I now know that there are at least 4 cities in the world, where I love to spend time. I expect there to be more and don’t require them all to offer everything I could think of. If you go to Florence in winter, it is a town for getting to know friends or romance or just dream about the most impressive European art. I don’t need to learn Japanese there for example or listen to trendy club music.
So cities can be very beautiul, even relaxing and give the best backdrop for connecting with people. But most of them are not. The most obvious difference to think about would be wealth but that doesn’t hold. Look at New York or San Francisco. Policy is the real issue and cultural differences as to how you perceive other people. Paris, for example takes it’s current form from a government that tried to protect itself against it’s people.
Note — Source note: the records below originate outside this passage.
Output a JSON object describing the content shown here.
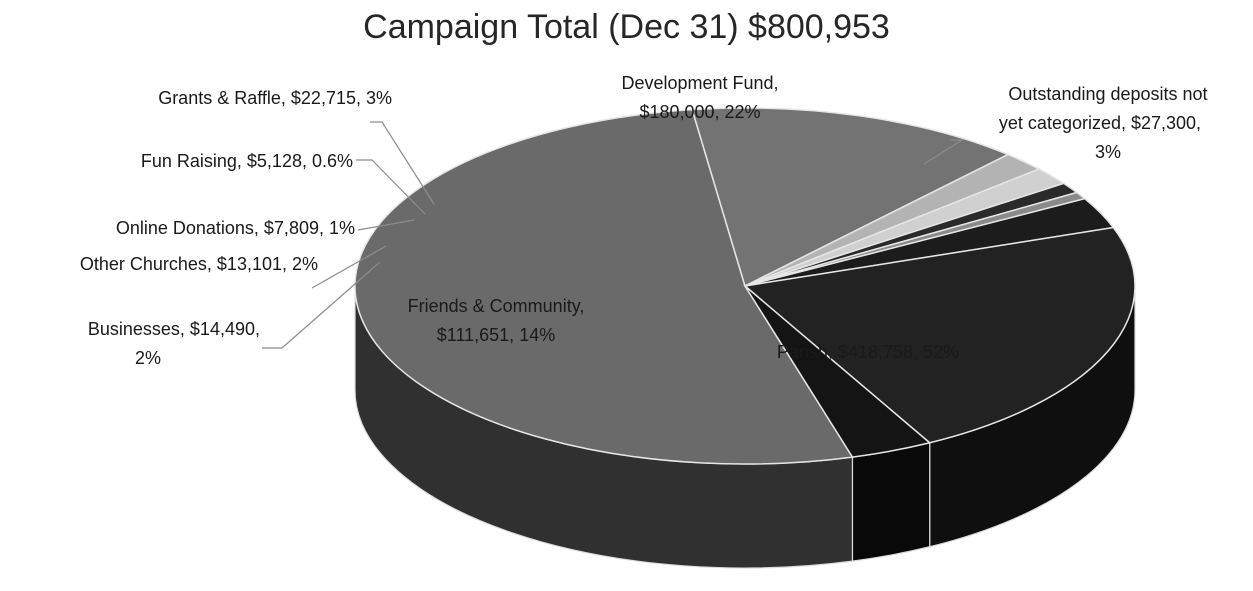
{
  "chart_data": {
    "type": "pie",
    "title": "Campaign Total (Dec 31) $800,953",
    "slices": [
      {
        "name": "Parish",
        "value": 418758,
        "percent": "52%",
        "label_lines": [
          "Parish, $418,758, 52%"
        ],
        "color": "#6a6a6a"
      },
      {
        "name": "Friends & Community",
        "value": 111651,
        "percent": "14%",
        "label_lines": [
          "Friends & Community,",
          "$111,651, 14%"
        ],
        "color": "#737373"
      },
      {
        "name": "Businesses",
        "value": 14490,
        "percent": "2%",
        "label_lines": [
          "Businesses, $14,490,",
          "2%"
        ],
        "color": "#b3b3b3"
      },
      {
        "name": "Other Churches",
        "value": 13101,
        "percent": "2%",
        "label_lines": [
          "Other Churches, $13,101, 2%"
        ],
        "color": "#d0d0d0"
      },
      {
        "name": "Online Donations",
        "value": 7809,
        "percent": "1%",
        "label_lines": [
          "Online Donations, $7,809, 1%"
        ],
        "color": "#2a2a2a"
      },
      {
        "name": "Fun Raising",
        "value": 5128,
        "percent": "0.6%",
        "label_lines": [
          "Fun Raising, $5,128, 0.6%"
        ],
        "color": "#8a8a8a"
      },
      {
        "name": "Grants & Raffle",
        "value": 22715,
        "percent": "3%",
        "label_lines": [
          "Grants & Raffle, $22,715, 3%"
        ],
        "color": "#1c1c1c"
      },
      {
        "name": "Development Fund",
        "value": 180000,
        "percent": "22%",
        "label_lines": [
          "Development Fund,",
          "$180,000, 22%"
        ],
        "color": "#222222"
      },
      {
        "name": "Outstanding deposits not yet categorized",
        "value": 27300,
        "percent": "3%",
        "label_lines": [
          "Outstanding deposits not",
          "yet categorized, $27,300,",
          "3%"
        ],
        "color": "#141414"
      }
    ],
    "legend": "none",
    "style": "3d-pie"
  }
}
Everything screams ostentation, nothing is friendly. The small alleyways and plazas, if they are not disfigured by cheap tourism, are in medieval parts of the city. Then you have the disfunctioning of public transports, poverty everywhere, crime, lacking funds to maintain buildings, bad living conditions even at high costs, a priority given to cars etc. that just make Paris a stressful place you just want to get out of as quicklky as possible, once you get to know her better.
I feel cities express the probability of how likely you feel meeting a stranger will be a positive or negative experience for you. In some places, you are almost certain that it will be great, in some almost certain that it will be bothersome or worse. But those statistics are choices, as people can choice where to spend their time. Why put up with badly run cities? Maybe because people don’t think they have this choice?